The UK’s climate goals are covered by a joint EU pledge to cut Europe-wide emissions by at least 40 per cent on 1990 levels by 2030. On top of this, the UK’s 2008 Climate Change Act binds it to reduce its emissions by 80 per cent on 1990 levels by 2050.

But UK energy secretary Amber Rudd has backed further progress, setting out in a letter to the Energy and Climate Change Committee calls for:

l an ambitious global deal to mitigate climate change;

l a five-yearly cycle of reviews that would provide the opportunity to reflect on progress and increase ambition;

l legally-binding rules to help ensure transparency and accountability;

l a long-term goal that will provide a clear signal of the commitment to a low-carbon future and help provide certainty for investment at the scale required;

l an effective climate finance offer to bring all nations on board and to support the most vulnerable to take action towards moving to a low-carbon economy and against the impacts of climate change.

“We are committed to getting a global deal in Paris, which will create a level playing field for businesses, driving innovation and growing the low carbon economy,” a spokesman for Department of Energy and Climate Change (Decc) said.

These words stand somewhat in contrast with moves by Decc and the Treasury in the recent “reset” of energy policy and government spending.

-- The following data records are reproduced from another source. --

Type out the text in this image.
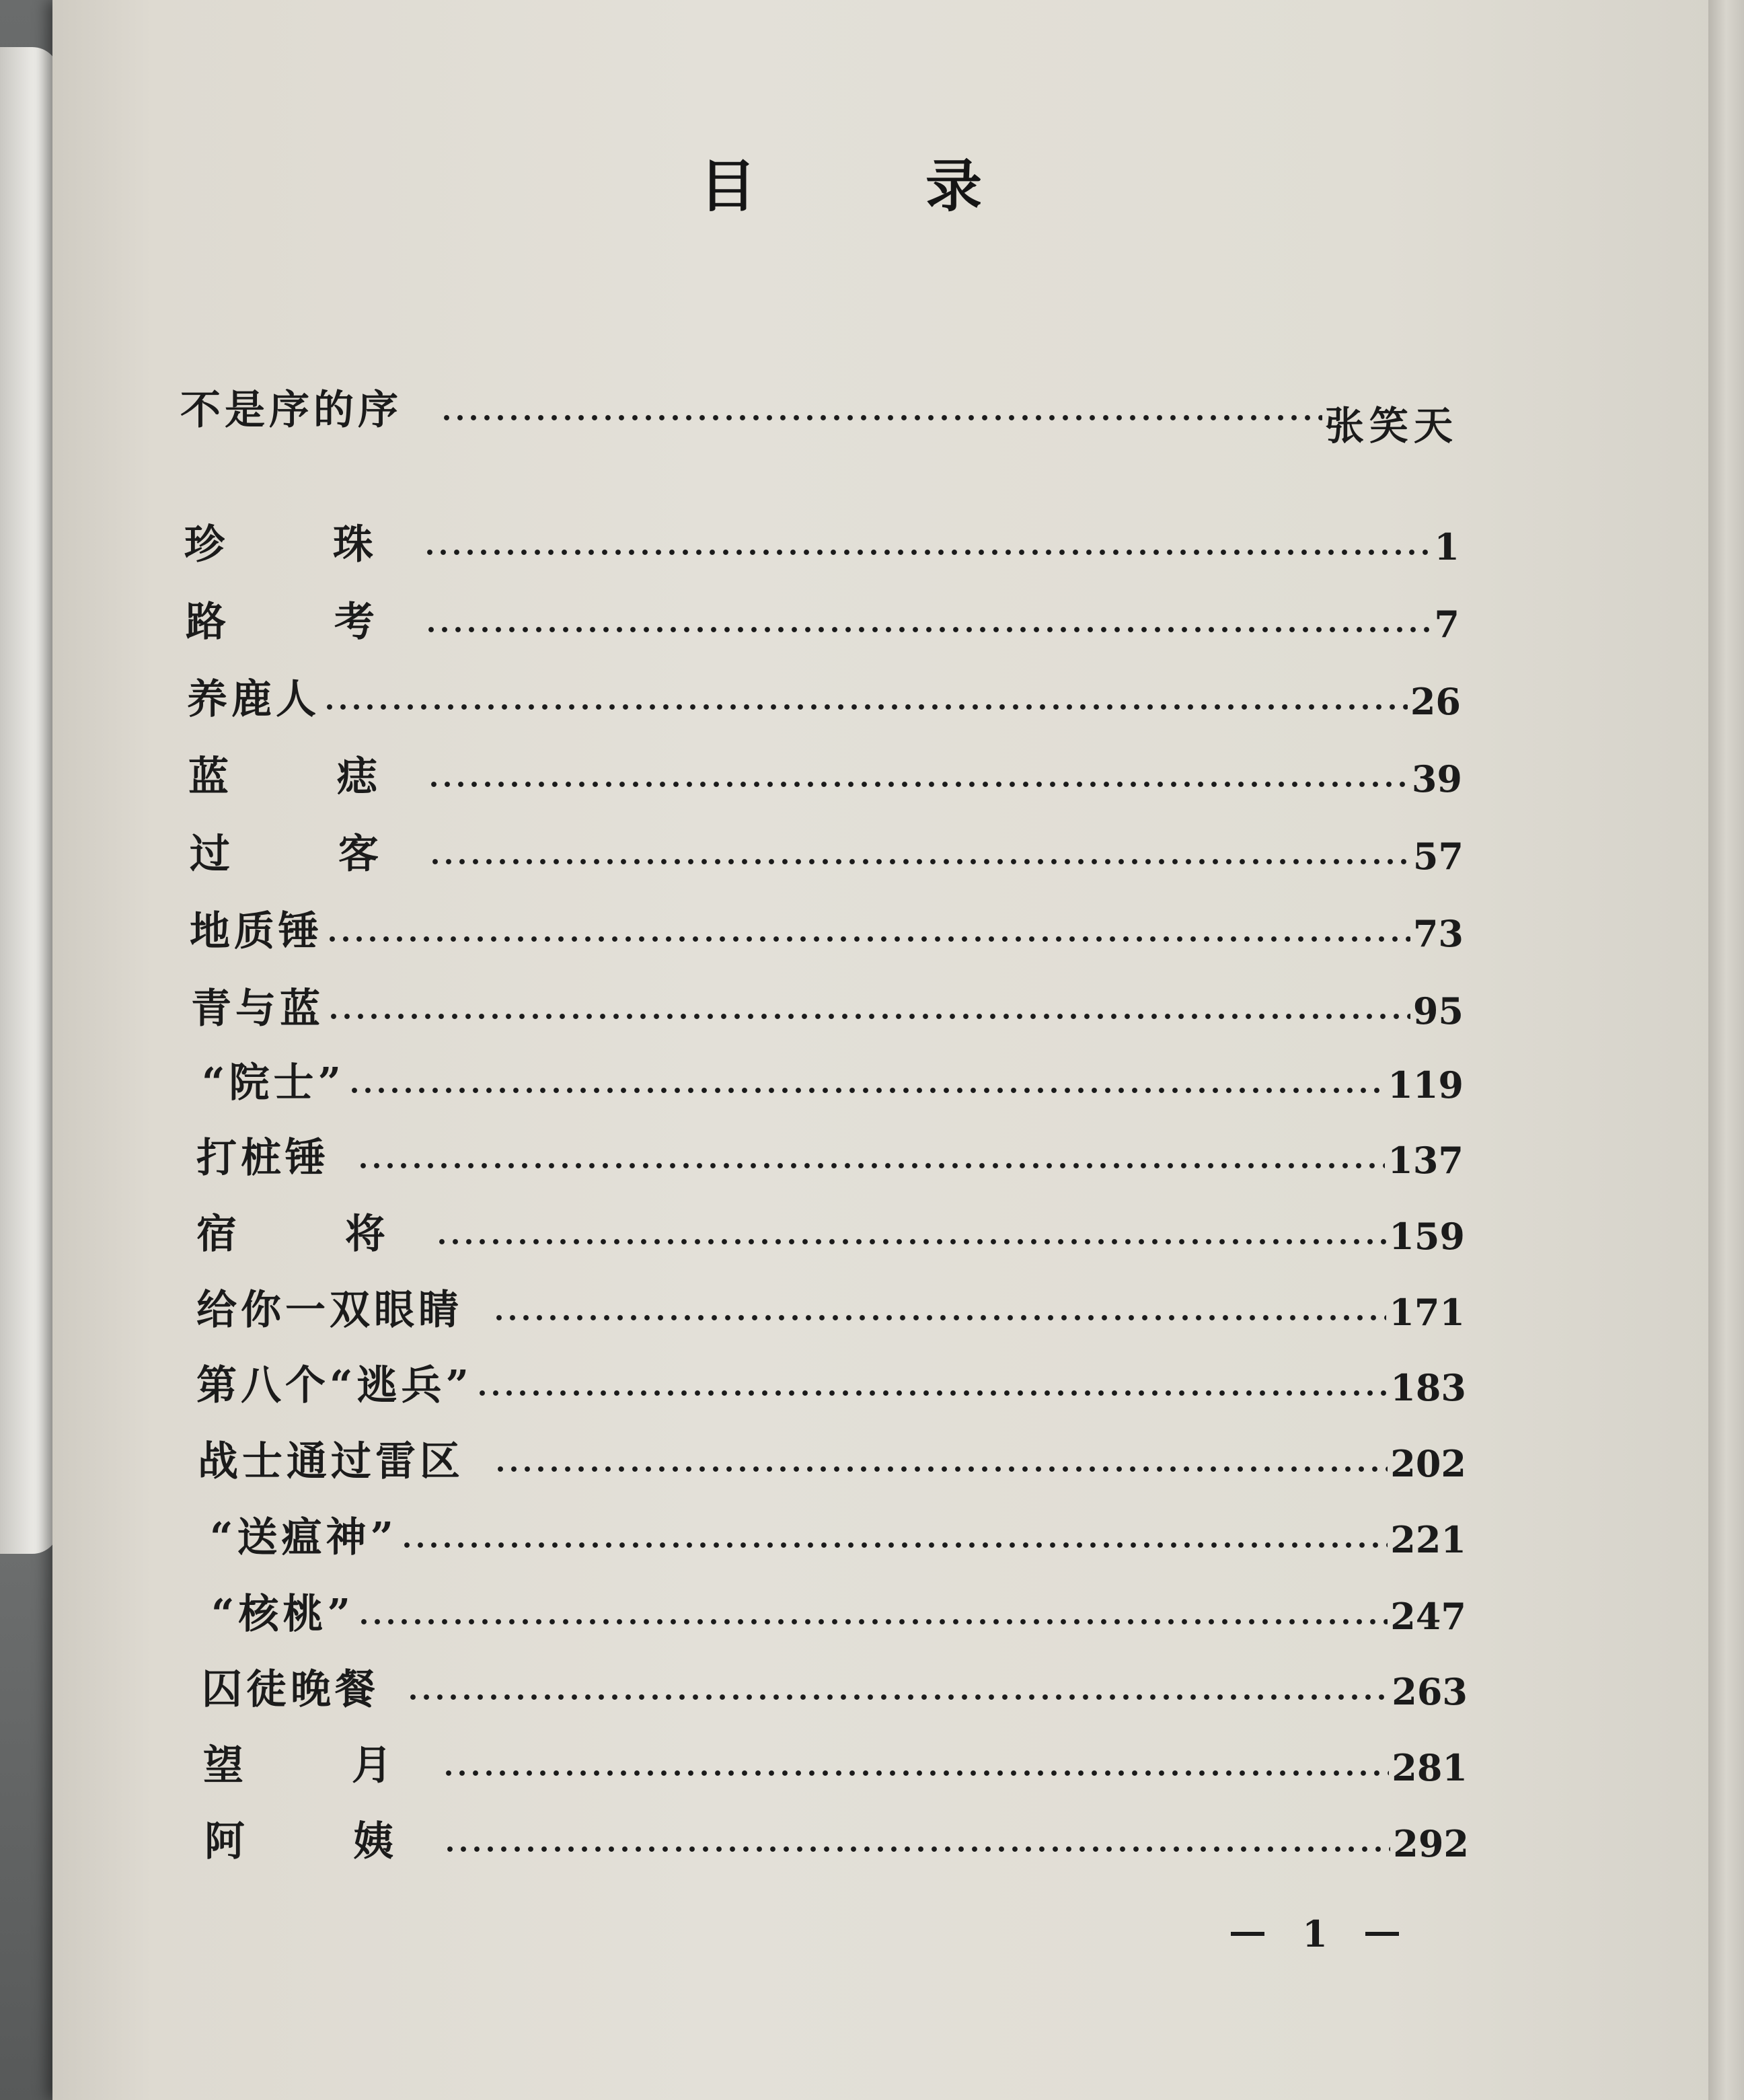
目	录
不是序的序	张笑天
珍 珠	1
路 考	7
养鹿人	26
蓝 痣	39
过 客	57
地质锤	73
青与蓝	95
“院士”	119
打桩锤	137
宿 将	159
给你一双眼睛	171
第八个“逃兵”	183
战士通过雷区	202
“送瘟神”	221
“核桃”	247
囚徒晚餐	263
望 月	281
阿 姨	292
1
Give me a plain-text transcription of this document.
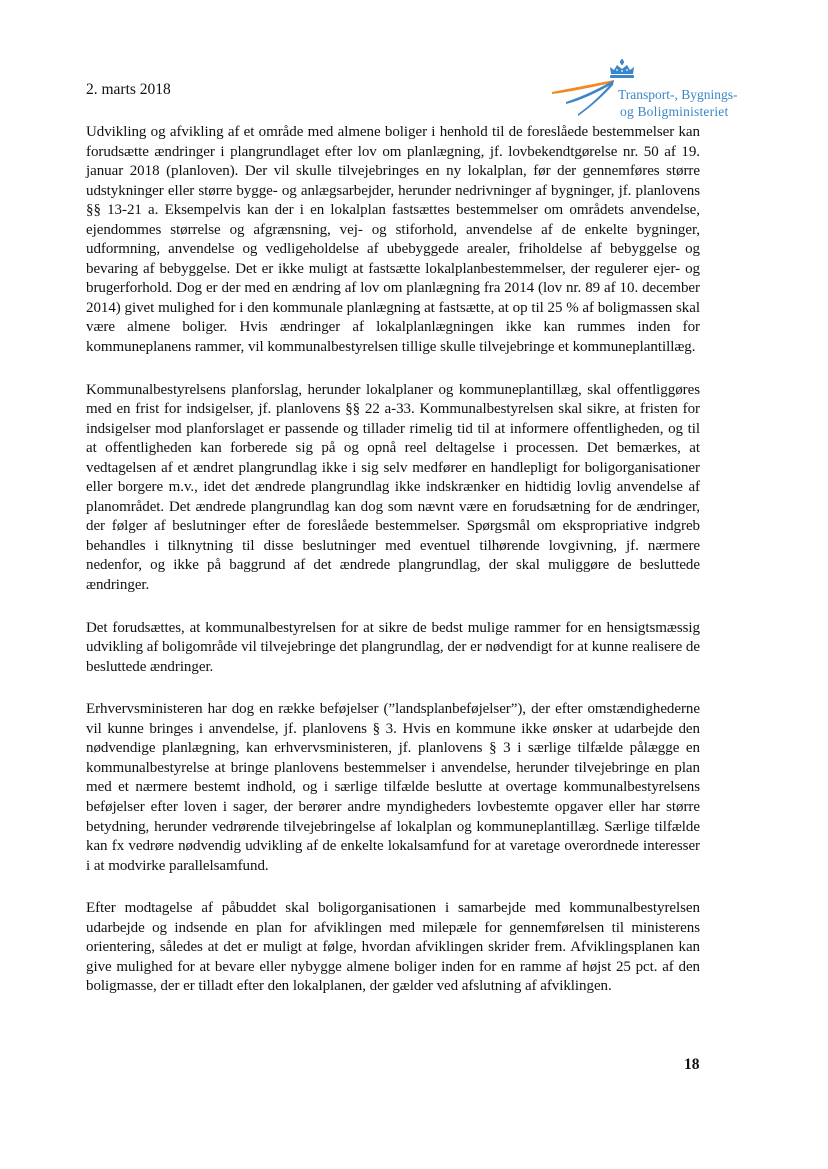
2. marts 2018	Transport-, Bygnings-
og Boligministeriet

Udvikling og afvikling af et område med almene boliger i henhold til de foreslåede bestemmelser kan forudsætte ændringer i plangrundlaget efter lov om planlægning, jf. lovbekendtgørelse nr. 50 af 19. januar 2018 (planloven). Der vil skulle tilvejebringes en ny lokalplan, før der gennemføres større udstykninger eller større bygge- og anlægsarbejder, herunder nedrivninger af bygninger, jf. planlovens §§ 13-21 a. Eksempelvis kan der i en lokalplan fastsættes bestemmelser om områdets anvendelse, ejendommes størrelse og afgrænsning, vej- og stiforhold, anvendelse af de enkelte bygninger, udformning, anvendelse og vedligeholdelse af ubebyggede arealer, friholdelse af bebyggelse og bevaring af bebyggelse. Det er ikke muligt at fastsætte lokalplanbestemmelser, der regulerer ejer- og brugerforhold. Dog er der med en ændring af lov om planlægning fra 2014 (lov nr. 89 af 10. december 2014) givet mulighed for i den kommunale planlægning at fastsætte, at op til 25 % af boligmassen skal være almene boliger. Hvis ændringer af lokalplanlægningen ikke kan rummes inden for kommuneplanens rammer, vil kommunalbestyrelsen tillige skulle tilvejebringe et kommuneplantillæg.

Kommunalbestyrelsens planforslag, herunder lokalplaner og kommuneplantillæg, skal offentliggøres med en frist for indsigelser, jf. planlovens §§ 22 a-33. Kommunalbestyrelsen skal sikre, at fristen for indsigelser mod planforslaget er passende og tillader rimelig tid til at informere offentligheden, og til at offentligheden kan forberede sig på og opnå reel deltagelse i processen. Det bemærkes, at vedtagelsen af et ændret plangrundlag ikke i sig selv medfører en handlepligt for boligorganisationer eller borgere m.v., idet det ændrede plangrundlag ikke indskrænker en hidtidig lovlig anvendelse af planområdet. Det ændrede plangrundlag kan dog som nævnt være en forudsætning for de ændringer, der følger af beslutninger efter de foreslåede bestemmelser. Spørgsmål om ekspropriative indgreb behandles i tilknytning til disse beslutninger med eventuel tilhørende lovgivning, jf. nærmere nedenfor, og ikke på baggrund af det ændrede plangrundlag, der skal muliggøre de besluttede ændringer.

Det forudsættes, at kommunalbestyrelsen for at sikre de bedst mulige rammer for en hensigtsmæssig udvikling af boligområde vil tilvejebringe det plangrundlag, der er nødvendigt for at kunne realisere de besluttede ændringer.

Erhvervsministeren har dog en række beføjelser (”landsplanbeføjelser”), der efter omstændighederne vil kunne bringes i anvendelse, jf. planlovens § 3. Hvis en kommune ikke ønsker at udarbejde den nødvendige planlægning, kan erhvervsministeren, jf. planlovens § 3 i særlige tilfælde pålægge en kommunalbestyrelse at bringe planlovens bestemmelser i anvendelse, herunder tilvejebringe en plan med et nærmere bestemt indhold, og i særlige tilfælde beslutte at overtage kommunalbestyrelsens beføjelser efter loven i sager, der berører andre myndigheders lovbestemte opgaver eller har større betydning, herunder vedrørende tilvejebringelse af lokalplan og kommuneplantillæg. Særlige tilfælde kan fx vedrøre nødvendig udvikling af de enkelte lokalsamfund for at varetage overordnede interesser i at modvirke parallelsamfund.

Efter modtagelse af påbuddet skal boligorganisationen i samarbejde med kommunalbestyrelsen udarbejde og indsende en plan for afviklingen med milepæle for gennemførelsen til ministerens orientering, således at det er muligt at følge, hvordan afviklingen skrider frem. Afviklingsplanen kan give mulighed for at bevare eller nybygge almene boliger inden for en ramme af højst 25 pct. af den boligmasse, der er tilladt efter den lokalplanen, der gælder ved afslutning af afviklingen.

18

Shortly after the general election, Rudd stood accused of undermining investor confidence by slashing subsidy payouts for renewable energy and backing a renewed dash for gas in generation and shale exploration. Furthermore, when she took to the stage of the Conservative party conference in September the Paris talks, just two months away, received no mention at all.

Chancellor George Osborne’s spending review offered more bad news for climate campaigners, as Decc’s budget took a heavy hit alongside energy efficiency, renewable heat and carbon capture and storage, the latter seeing the government’s £1 billion support being pulled.

It’s an uncomfortable platform from which to address 190 nations as a “climate change leader”. The UK will be leaning on its Electricity Market Reform legacy as a means of creating a framework for low-carbon investment, and Rudd’s latest proposal to ban coal generation from 2025.

In addition, Osborne has offered a doubling of Decc’s innovation programme to £500 million over five years and a £1.7 billion share of the government’s £5.8 billion International Climate Fund, which will help the poorest countries decarbonise and adapt to the effects of climate change.

But it still falls short of former Labour party leader Ed Miliband’s call for a zero-emissions economy by 2050, and set against the backdrop of the Conservatives’ “un-greening” may well raise eyebrows around the negotiating tables.